再来看 Version::Get,其调用的 Version::ForEachOverlapping 会根据 smallest_key 和 largest_key 筛选出要查找的文件,再通过回调函数调用 table_cache_->Get 进行查找,如果找到合法的结果则调用回调函数 SaveValue,如果回调得到的结果是 kFound,就可以提前返回了。Level 0 的文件由于可能存在重叠,所以每个文件都需要进行判断;而 Level 1 及以上的文件可以使用 FindFile 二分查找了。
首先来看 VersionSet::Builder 的实现:
// A helper class so we can efficiently apply a whole sequence
// of edits to a particular state without creating intermediate
// Versions that contain full copies of the intermediate state.

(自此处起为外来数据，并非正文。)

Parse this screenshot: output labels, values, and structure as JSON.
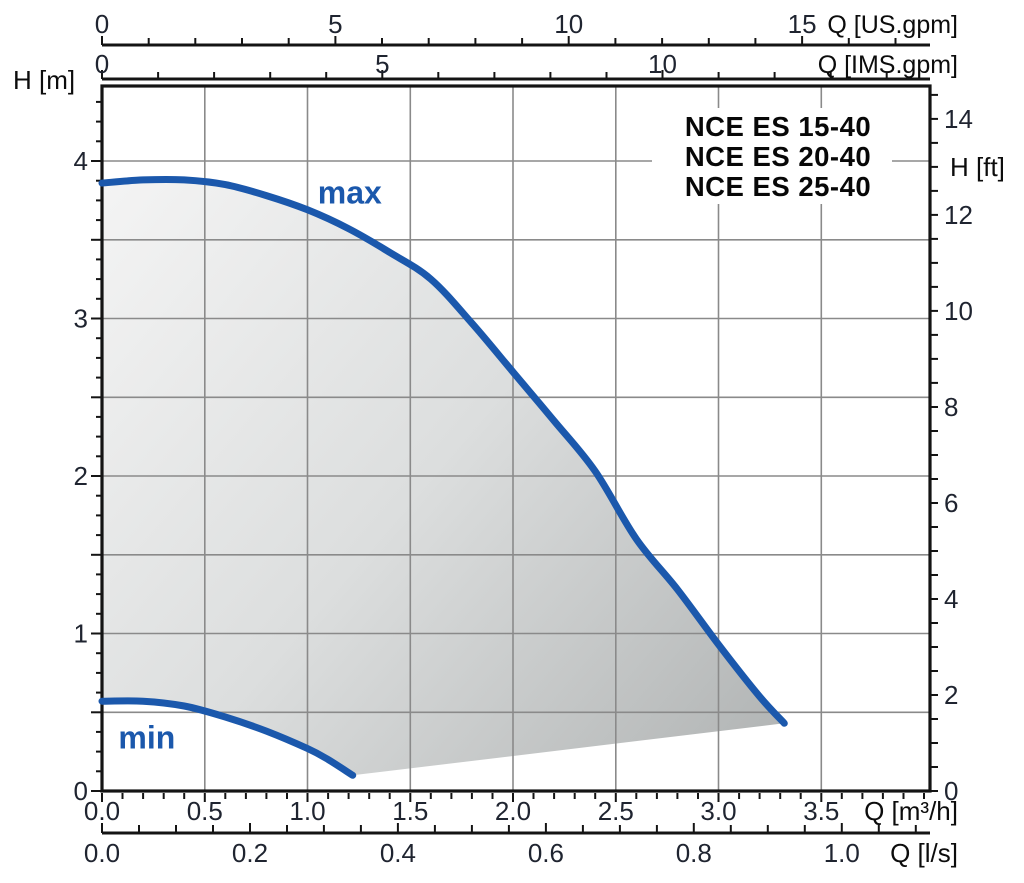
{
  "legend": {
    "lines": [
      "NCE ES 15-40",
      "NCE ES 20-40",
      "NCE ES 25-40"
    ]
  },
  "colors": {
    "curve": "#1b58ac",
    "curve_label": "#1b58ac",
    "grid": "#8a8a8a",
    "axis": "#141414",
    "tick_text": "#1f2430",
    "unit_text": "#0c0c0c",
    "legend_text": "#070707",
    "fill_light": "#f5f5f5",
    "fill_mid": "#dcdede",
    "fill_dark": "#b0b3b3",
    "background": "#ffffff"
  },
  "chart_data": {
    "type": "area",
    "x_unit_primary": "m³/h",
    "y_unit_primary": "m",
    "series": [
      {
        "name": "max",
        "points": [
          [
            0,
            3.86
          ],
          [
            0.2,
            3.88
          ],
          [
            0.4,
            3.88
          ],
          [
            0.6,
            3.85
          ],
          [
            0.8,
            3.78
          ],
          [
            1.0,
            3.69
          ],
          [
            1.2,
            3.57
          ],
          [
            1.4,
            3.42
          ],
          [
            1.6,
            3.25
          ],
          [
            1.8,
            2.97
          ],
          [
            2.0,
            2.66
          ],
          [
            2.2,
            2.35
          ],
          [
            2.4,
            2.03
          ],
          [
            2.6,
            1.6
          ],
          [
            2.8,
            1.28
          ],
          [
            3.0,
            0.93
          ],
          [
            3.2,
            0.6
          ],
          [
            3.32,
            0.43
          ]
        ]
      },
      {
        "name": "min",
        "points": [
          [
            0,
            0.57
          ],
          [
            0.2,
            0.57
          ],
          [
            0.4,
            0.54
          ],
          [
            0.6,
            0.47
          ],
          [
            0.8,
            0.38
          ],
          [
            1.0,
            0.27
          ],
          [
            1.1,
            0.2
          ],
          [
            1.22,
            0.1
          ]
        ]
      }
    ],
    "operating_region_closure": [
      [
        1.22,
        0.1
      ],
      [
        3.32,
        0.43
      ]
    ],
    "annotations": [
      {
        "text": "max",
        "q": 1.05,
        "h": 3.73
      },
      {
        "text": "min",
        "q": 0.08,
        "h": 0.27
      }
    ],
    "axes": {
      "left": {
        "label": "H [m]",
        "labeled_ticks": [
          "0",
          "1",
          "2",
          "3",
          "4"
        ],
        "major_step": 0.5,
        "minor_step": 0.125,
        "max": 4.375
      },
      "right": {
        "label": "H [ft]",
        "labeled_ticks": [
          "0",
          "2",
          "4",
          "6",
          "8",
          "10",
          "12",
          "14"
        ],
        "minor_step": 0.5,
        "m_per_unit": 0.3048,
        "max": 14.5
      },
      "bottom": {
        "label": "Q [m³/h]",
        "labeled_ticks": [
          "0.0",
          "0.5",
          "1.0",
          "1.5",
          "2.0",
          "2.5",
          "3.0",
          "3.5"
        ],
        "major_step": 0.5,
        "minor_step": 0.1,
        "max": 4.0
      },
      "bottom2": {
        "label": "Q [l/s]",
        "labeled_ticks": [
          "0.0",
          "0.2",
          "0.4",
          "0.6",
          "0.8",
          "1.0"
        ],
        "minor_step": 0.05,
        "m3h_per_unit": 3.6,
        "max": 1.1
      },
      "top": {
        "label": "Q [US.gpm]",
        "labeled_ticks": [
          "0",
          "5",
          "10",
          "15"
        ],
        "minor_step": 1,
        "m3h_per_unit": 0.227125,
        "max": 17
      },
      "top2": {
        "label": "Q [IMS.gpm]",
        "labeled_ticks": [
          "0",
          "5",
          "10"
        ],
        "minor_step": 1,
        "m3h_per_unit": 0.272766,
        "max": 14
      }
    },
    "grid": {
      "x_step": 0.5,
      "x_max": 3.5,
      "y_step": 0.5,
      "y_max": 4.0
    },
    "legend_position": "top-right"
  }
}
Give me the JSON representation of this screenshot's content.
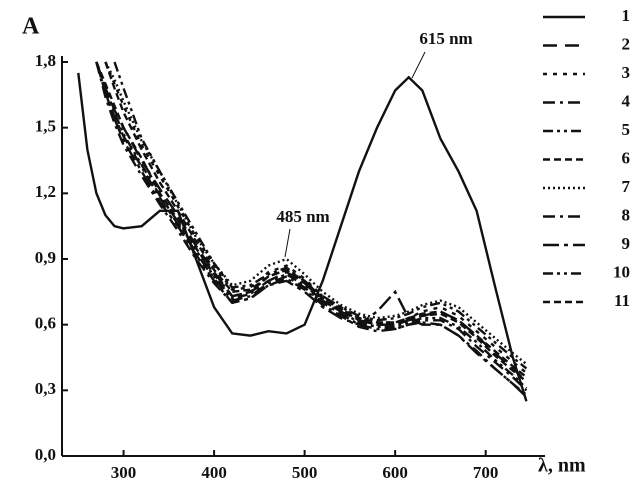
{
  "chart_data": {
    "type": "line",
    "panel_label": "A",
    "x_label": "λ, nm",
    "annotations": [
      "615 nm",
      "485 nm"
    ],
    "x": [
      250,
      260,
      270,
      280,
      290,
      300,
      320,
      340,
      360,
      380,
      400,
      420,
      440,
      460,
      480,
      500,
      520,
      540,
      560,
      580,
      600,
      615,
      630,
      650,
      670,
      690,
      710,
      730,
      745
    ],
    "xlim": [
      232,
      760
    ],
    "xticks": [
      300,
      400,
      500,
      600,
      700
    ],
    "ylim": [
      0,
      1.8
    ],
    "yticks": [
      {
        "value": 0,
        "label": "0,0"
      },
      {
        "value": 0.3,
        "label": "0,3"
      },
      {
        "value": 0.6,
        "label": "0,6"
      },
      {
        "value": 0.9,
        "label": "0,9"
      },
      {
        "value": 1.2,
        "label": "1,2"
      },
      {
        "value": 1.5,
        "label": "1,5"
      },
      {
        "value": 1.8,
        "label": "1,8"
      }
    ],
    "series": [
      {
        "name": "1",
        "color": "#111111",
        "dash": "solid",
        "values": [
          1.75,
          1.4,
          1.2,
          1.1,
          1.05,
          1.04,
          1.05,
          1.12,
          1.12,
          0.9,
          0.68,
          0.56,
          0.55,
          0.57,
          0.56,
          0.6,
          0.8,
          1.05,
          1.3,
          1.5,
          1.67,
          1.73,
          1.67,
          1.45,
          1.3,
          1.12,
          0.78,
          0.45,
          0.25
        ]
      },
      {
        "name": "2",
        "color": "#111111",
        "dash": "longdash",
        "values": [
          null,
          null,
          1.8,
          1.68,
          1.58,
          1.5,
          1.35,
          1.22,
          1.1,
          0.96,
          0.84,
          0.73,
          0.75,
          0.8,
          0.84,
          0.79,
          0.71,
          0.66,
          0.62,
          0.6,
          0.6,
          0.62,
          0.64,
          0.66,
          0.62,
          0.55,
          0.47,
          0.4,
          0.34
        ]
      },
      {
        "name": "3",
        "color": "#111111",
        "dash": "dot",
        "values": [
          null,
          null,
          null,
          1.8,
          1.7,
          1.6,
          1.42,
          1.28,
          1.14,
          1.0,
          0.87,
          0.76,
          0.77,
          0.84,
          0.87,
          0.81,
          0.73,
          0.68,
          0.63,
          0.61,
          0.61,
          0.63,
          0.66,
          0.68,
          0.64,
          0.57,
          0.5,
          0.43,
          0.38
        ]
      },
      {
        "name": "4",
        "color": "#111111",
        "dash": "dashdot",
        "values": [
          null,
          null,
          1.8,
          1.66,
          1.55,
          1.46,
          1.32,
          1.18,
          1.06,
          0.93,
          0.81,
          0.71,
          0.73,
          0.79,
          0.82,
          0.77,
          0.7,
          0.65,
          0.6,
          0.58,
          0.58,
          0.6,
          0.62,
          0.62,
          0.58,
          0.5,
          0.43,
          0.36,
          0.3
        ]
      },
      {
        "name": "5",
        "color": "#111111",
        "dash": "dashdotdot",
        "values": [
          null,
          null,
          null,
          null,
          1.8,
          1.68,
          1.45,
          1.3,
          1.16,
          1.02,
          0.88,
          0.77,
          0.78,
          0.83,
          0.86,
          0.8,
          0.73,
          0.68,
          0.64,
          0.62,
          0.63,
          0.65,
          0.68,
          0.7,
          0.66,
          0.59,
          0.52,
          0.45,
          0.4
        ]
      },
      {
        "name": "6",
        "color": "#111111",
        "dash": "shortdash",
        "values": [
          null,
          null,
          1.8,
          1.7,
          1.6,
          1.5,
          1.36,
          1.2,
          1.08,
          0.95,
          0.83,
          0.73,
          0.75,
          0.82,
          0.85,
          0.79,
          0.72,
          0.67,
          0.62,
          0.6,
          0.6,
          0.62,
          0.64,
          0.65,
          0.61,
          0.54,
          0.46,
          0.39,
          0.34
        ]
      },
      {
        "name": "7",
        "color": "#111111",
        "dash": "dotted",
        "values": [
          null,
          null,
          null,
          1.8,
          1.72,
          1.62,
          1.44,
          1.3,
          1.15,
          1.0,
          0.88,
          0.78,
          0.8,
          0.87,
          0.9,
          0.83,
          0.75,
          0.69,
          0.65,
          0.63,
          0.64,
          0.66,
          0.69,
          0.71,
          0.68,
          0.61,
          0.54,
          0.47,
          0.42
        ]
      },
      {
        "name": "8",
        "color": "#111111",
        "dash": "dashdot",
        "values": [
          null,
          null,
          1.8,
          1.64,
          1.52,
          1.42,
          1.28,
          1.15,
          1.03,
          0.9,
          0.79,
          0.7,
          0.72,
          0.78,
          0.81,
          0.76,
          0.69,
          0.64,
          0.59,
          0.57,
          0.58,
          0.6,
          0.61,
          0.6,
          0.55,
          0.48,
          0.4,
          0.33,
          0.28
        ]
      },
      {
        "name": "9",
        "color": "#111111",
        "dash": "longdashdot",
        "values": [
          null,
          null,
          1.8,
          1.66,
          1.54,
          1.44,
          1.3,
          1.16,
          1.05,
          0.92,
          0.8,
          0.7,
          0.72,
          0.78,
          0.8,
          0.75,
          0.68,
          0.63,
          0.6,
          0.66,
          0.75,
          0.63,
          0.6,
          0.6,
          0.55,
          0.47,
          0.4,
          0.33,
          0.27
        ]
      },
      {
        "name": "10",
        "color": "#111111",
        "dash": "dashdotdot",
        "values": [
          null,
          null,
          1.8,
          1.68,
          1.57,
          1.47,
          1.33,
          1.19,
          1.07,
          0.94,
          0.82,
          0.72,
          0.74,
          0.8,
          0.83,
          0.78,
          0.71,
          0.66,
          0.61,
          0.59,
          0.59,
          0.61,
          0.63,
          0.63,
          0.59,
          0.52,
          0.44,
          0.37,
          0.31
        ]
      },
      {
        "name": "11",
        "color": "#111111",
        "dash": "shortdash",
        "values": [
          null,
          null,
          null,
          1.8,
          1.68,
          1.57,
          1.4,
          1.25,
          1.12,
          0.98,
          0.85,
          0.75,
          0.76,
          0.82,
          0.85,
          0.8,
          0.72,
          0.67,
          0.63,
          0.61,
          0.61,
          0.63,
          0.65,
          0.66,
          0.62,
          0.55,
          0.48,
          0.41,
          0.36
        ]
      }
    ]
  }
}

class VersionSet::Builder {
private:
// Helper to sort by v->files_[file_number].smallest
struct BySmallestKey {
const InternalKeyComparator* internal_comparator;
bool operator()(FileMetaData* f1, FileMetaData* f2) const {
int r = internal_comparator->Compare(f1->smallest, f2->smallest);
if (r != 0) {
return (r < 0);
} else {
// Break ties by file number
return (f1->number < f2->number);
}
}
};
typedef std::set<FileMetaData*, BySmallestKey> FileSet;
struct LevelState {
std::set<uint64_t> deleted_files;
FileSet* added_files;
};
VersionSet* vset_;
Version* base_;
LevelState levels_[config::kNumLevels];
public:
// Initialize a builder with the files from *base and other info from *vset
Builder(VersionSet* vset, Version* base) : vset_(vset), base_(base) {
base_->Ref();
BySmallestKey cmp;
cmp.internal_comparator = &vset_->icmp_;
for (int level = 0; level < config::kNumLevels; level++) {
levels_[level].added_files = new FileSet(cmp);
}
}
~Builder() {
for (int level = 0; level < config::kNumLevels; level++) {
const FileSet* added = levels_[level].added_files;
std::vector<FileMetaData*> to_unref;
to_unref.reserve(added->size());
for (FileSet::const_iterator it = added->begin(); it != added->end();
++it) {
to_unref.push_back(*it);
}
delete added;
for (uint32_t i = 0; i < to_unref.size(); i++) {
FileMetaData* f = to_unref[i];
f->refs--;
if (f->refs <= 0) {
delete f;
}
}
}
base_->Unref();
}
// Apply all of the edits in *edit to the current state.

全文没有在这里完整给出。